Clarice was amazed. “That’s terribly impressive!”
“Oh, he’s impressed.” Mrs. Wellbeloved bent awkwardly and picked up the modicum of dust from the floor, carefully pushing it into the dustpan. “Come over with William the Conqueror, so he said, an’ bin in this village since the year twelve hundred. Everyone knows that.” She made an expression of disdain then concealed it quickly, reaching for the bucket, putting it in the low, stone sink, and turning on the tap.
“He didn’t tell me that.” Clarice felt a need to defend him, although she had no idea why.
“Well, there’s a surprise then.” Mrs. Wellbeloved turned off the tap and heaved the bucket out. She looked at the floor skeptically. “Don’t seem too bad.”

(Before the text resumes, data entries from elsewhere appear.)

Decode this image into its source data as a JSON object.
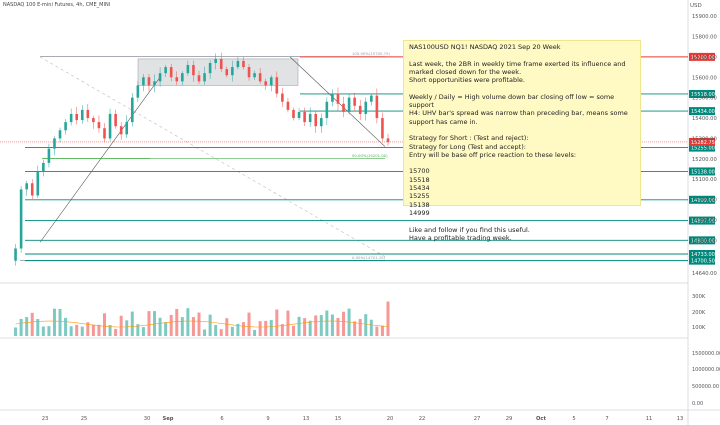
{
  "header": {
    "symbol": "NASDAQ 100 E-mini Futures, 4h, CME_MINI",
    "currency": "USD"
  },
  "note": {
    "lines": [
      "NAS100USD NQ1! NASDAQ 2021 Sep 20 Week",
      "",
      "Last week, the 2BR in weekly time frame exerted its influence and marked closed down for the week.",
      "Short opportunities were profitable.",
      "",
      "Weekly / Daily = High volume down bar closing off low = some support",
      "H4: UHV bar's spread was narrow than preceding bar, means some support has came in.",
      "",
      "Strategy for Short : (Test and reject):",
      "Strategy for Long (Test and accept):",
      "Entry will be base off price reaction to these levels:",
      "",
      "15700",
      "15518",
      "15434",
      "15255",
      "15138",
      "14999",
      "",
      "Like and follow if you find this useful.",
      "Have a profitable trading week."
    ]
  },
  "chart_data": {
    "type": "candlestick",
    "y_axis_ticks": [
      "15900.00",
      "15800.00",
      "15700.00",
      "15600.00",
      "15500.00",
      "15400.00",
      "15300.00",
      "15200.00",
      "15100.00",
      "15000.00",
      "14900.00",
      "14800.00",
      "14640.00"
    ],
    "ylim": [
      14630,
      15930
    ],
    "x_axis_ticks": [
      "23",
      "25",
      "30",
      "Sep",
      "6",
      "9",
      "13",
      "15",
      "20",
      "22",
      "27",
      "29",
      "Oct",
      "5",
      "7",
      "11",
      "13"
    ],
    "levels": [
      {
        "label": "15700.00",
        "value": 15700,
        "color": "#e53935"
      },
      {
        "label": "15518.00",
        "value": 15518,
        "color": "#00897b"
      },
      {
        "label": "15434.00",
        "value": 15434,
        "color": "#00897b"
      },
      {
        "label": "15255.00",
        "value": 15255,
        "color": "#00897b"
      },
      {
        "label": "15138.00",
        "value": 15138,
        "color": "#00897b"
      },
      {
        "label": "14999.00",
        "value": 14999,
        "color": "#00897b"
      },
      {
        "label": "14897.00",
        "value": 14897,
        "color": "#00897b"
      },
      {
        "label": "14800.00",
        "value": 14800,
        "color": "#00897b"
      },
      {
        "label": "14733.00",
        "value": 14733,
        "color": "#00897b"
      },
      {
        "label": "14700.50",
        "value": 14700.5,
        "color": "#00897b"
      }
    ],
    "current_price": {
      "label": "15282.75",
      "value": 15282.75,
      "color": "#e53935"
    },
    "fib_labels": [
      "100.00%(15700.75)",
      "50.00%(15201.00)",
      "0.00%(14701.25)"
    ],
    "volume_ticks": [
      "300K",
      "200K",
      "100K"
    ],
    "oscillator_ticks": [
      "1500000.00",
      "1000000.00",
      "500000.00",
      "0.00"
    ],
    "price_path": [
      14700,
      14760,
      15050,
      15080,
      15020,
      15140,
      15180,
      15250,
      15300,
      15340,
      15380,
      15420,
      15390,
      15440,
      15400,
      15380,
      15350,
      15300,
      15420,
      15360,
      15320,
      15380,
      15500,
      15560,
      15600,
      15560,
      15580,
      15620,
      15650,
      15600,
      15580,
      15620,
      15660,
      15610,
      15580,
      15620,
      15670,
      15690,
      15640,
      15610,
      15650,
      15680,
      15650,
      15600,
      15620,
      15580,
      15560,
      15600,
      15520,
      15480,
      15440,
      15400,
      15430,
      15380,
      15420,
      15360,
      15400,
      15480,
      15520,
      15470,
      15430,
      15500,
      15460,
      15420,
      15480,
      15510,
      15400,
      15300,
      15282
    ]
  }
}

“It isn’t,” Clarice replied. “We haven’t been here a whole day yet. I really don’t think you need to do it.”
“P’raps you’re right. I’ll just do the table then. Got to keep the table clean.” She took the scrubbing brush off its rack, along with a large box of yellow kitchen soap. “Knew his father, Sir Thomas. He was a real gentleman, poor man.”
“Why? What happened to him?”
“Went abroad, he did.” Mrs. Wellbeloved began scrubbing energetically, slopping water all over the place, wetting the entire surface of the table at once. “Foreign parts somewhere out east. Don’t recall if he ever said where, exact. Fell in love and married.” She poked loose strands of hair back into their knot. “Then she died, when Sir Peter was only about five or six years old. Wonderful woman, she was, from all he says, an’ very beautiful. Sir Thomas were so cut up by it he came home and never went back there, ever. Raised Peter himself, teaching him all about his family, the land, all that. Very close, but never got over her death. I s’pose Sir Peter didn’t, either. He never married.”